Old Slate fireplace, lovely but battered
But I did have a coup today. For months I've been looking at restoring the fireplace in my living room, which I use every day, but which has cracked and missing tiles surrounding it. Matching these tiles has seemed an impossible job, leaving me having to replace all of them (a shame, since the other fireplaces in the house all have the same tiles. We'd be looking at a tile mismatch! - and I've been told  in no uncertain terms that features and colours should 'flow' through a house, and should not be a clashing of shades...)

Today I happened to come across an architectural salvage yard by the coast. That title probably makes it a bit grander than it is. Tucked behind an old WW2 airfield and a caravan park on the salt flats, hard to find in the meandering lanes that go down to the sea, it is a glorious pile of every kind of curio and resource:  tiles, slates, pub signs, scrap cars, deckchairs, old farm machinery, every kind of  toilet and bathroom fixture, hospital lamps, school clocks - and fireplaces, rusty metal ones leaning up against the wall outside, sniffed at (and probably piddled over) by the two Alsatians that have the run of the place.

I saw the tiles from across the yard, my eye drawn straight to them, fixed in the surround of one of the less rusty steel fireplaces - an exact match! I had to buy the whole fire surround and lug the bloody thing home so I could start prising the tiles out of it, of course, but I'm chuffed. Another tiny triumph of renovation! And believe me that's as good as it gets, some days.

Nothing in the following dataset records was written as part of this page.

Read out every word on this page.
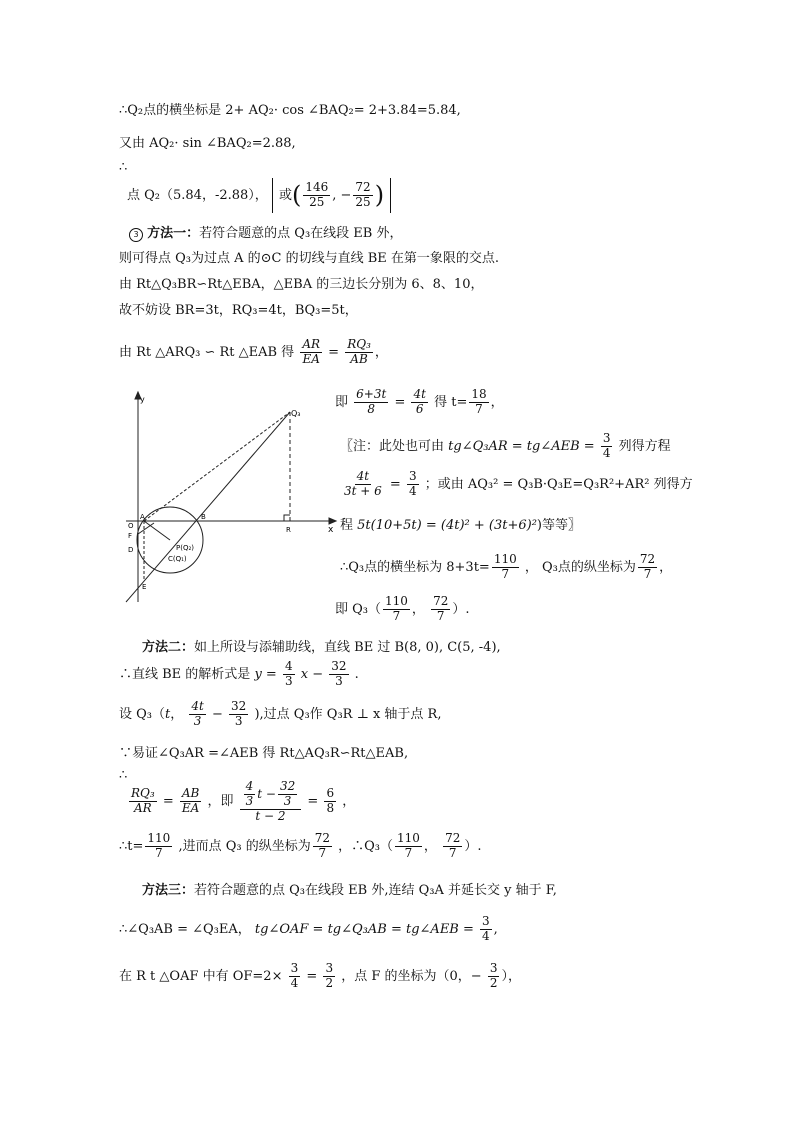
∴Q₂点的横坐标是 2+ AQ₂· cos ∠BAQ₂= 2+3.84=5.84,
又由 AQ₂· sin ∠BAQ₂=2.88,
∴
点 Q₂（5.84，-2.88）， 或 ( $\frac{146}{25}$ , − $\frac{72}{25}$ )
3 方法一：若符合题意的点 Q₃在线段 EB 外，
则可得点 Q₃为过点 A 的⊙C 的切线与直线 BE 在第一象限的交点.
由 Rt△Q₃BR∽Rt△EBA，△EBA 的三边长分别为 6、8、10，
故不妨设 BR=3t，RQ₃=4t，BQ₃=5t，
由 Rt △ARQ₃ ∽ Rt △EAB 得 $\frac{AR}{EA} = \frac{\text{RQ₃}}{AB}$ ，
y
x
Q₃
A	B
O
E
D
F
R
P(Q₂)
C(Q₁)
即 $\frac{6+3t}{8} = \frac{4t}{6}$ 得 $t= \frac{18}{7}$ ，
〖注：此处也可由 tg∠Q₃AR = tg∠AEB = $\frac{3}{4}$ 列得方程
$\frac{4t}{3t + 6} = \frac{3}{4}$ ；或由 AQ₃² = Q₃B·Q₃E=Q₃R²+AR² 列得方
程 5t(10+5t) = (4t)² + (3t+6)²)等等〗
∴Q₃点的横坐标为 $8+3t= \frac{110}{7}$ ， Q₃点的纵坐标为 $\frac{72}{7}$ ，
即 $Q_3( \frac{110}{7}$ ， $\frac{72}{7}$ ）.
方法二：如上所设与添辅助线，直线 BE 过 B(8, 0), C(5, -4),
∴直线 BE 的解析式是 $y = \frac{4}{3}$ $x - \frac{32}{3}$ .
设 Q₃（t， $\frac{4t}{3} - \frac{32}{3}$ ),过点 Q₃作 Q₃R ⊥ x 轴于点 R,
∵易证∠Q₃AR =∠AEB 得 Rt△AQ₃R∽Rt△EAB,
∴
$\frac{\text{RQ₃}}{AR} = \frac{AB}{EA}$ ，即 $\frac{\frac{4}{3} t - \frac{32}{3}}{t - 2} = \frac{6}{8}$ ，
∴t= $\frac{110}{7}$ ,进而点 Q₃ 的纵坐标为 $\frac{72}{7}$ ，∴Q₃（ $\frac{110}{7}$ ， $\frac{72}{7}$ ）.
方法三：若符合题意的点 Q₃在线段 EB 外,连结 Q₃A 并延长交 y 轴于 F,
∴∠Q₃AB = ∠Q₃EA， tg∠OAF = tg∠Q₃AB = tg∠AEB = $\frac{3}{4}$ ,
在 R t △OAF 中有 $OF=2\times \frac{3}{4} = \frac{3}{2}$ ，点 F 的坐标为（0，− $\frac{3}{2}$ ），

Matching tiles, still set in the metal fire surround

Something about the salvage place - they always  have an air of sadness, of unwanted treasures piled up, ripped from their former glory at the centre of some respectable concern and now living out their last days trying to catch some restoration man's eye - made me think of the Cleveland Wrecking Yard, Richard Brautigan's lovely fantasy in his novel 'Trout Fishing In America'.  The Cleveland Wrecking Yard is a scrapyard which sells natural landscapes : you can buy lengths of a trout stream, stacked up at the back of the yard, and each length comes with clear water, waving fronds of river weed and fat brown speckled fish waiting to be caught. Nothing so charming as that in the Llandwrog salvage yard of course, although you do have the sound of the ocean, whispering to itself a field or two away.

I've written elsewhere about Richard Brautigan, the great counter-culture San Francisco writer who eventually took his own life. He had a strange other worldly take on reality (another of his books has '186,000 endings per second') and I am always rather sad to think of his suicide. He said of himself, '"All of us have a place in history. Mine is clouds.'

I suppose this is not something that would normally appear in an account of an eco-conversion or whatever  you want to call this blog. But then I'm just going along writing about what interests me, as any regulars are probably aware by now, and anyway - it takes my mind off the smell of vinegar!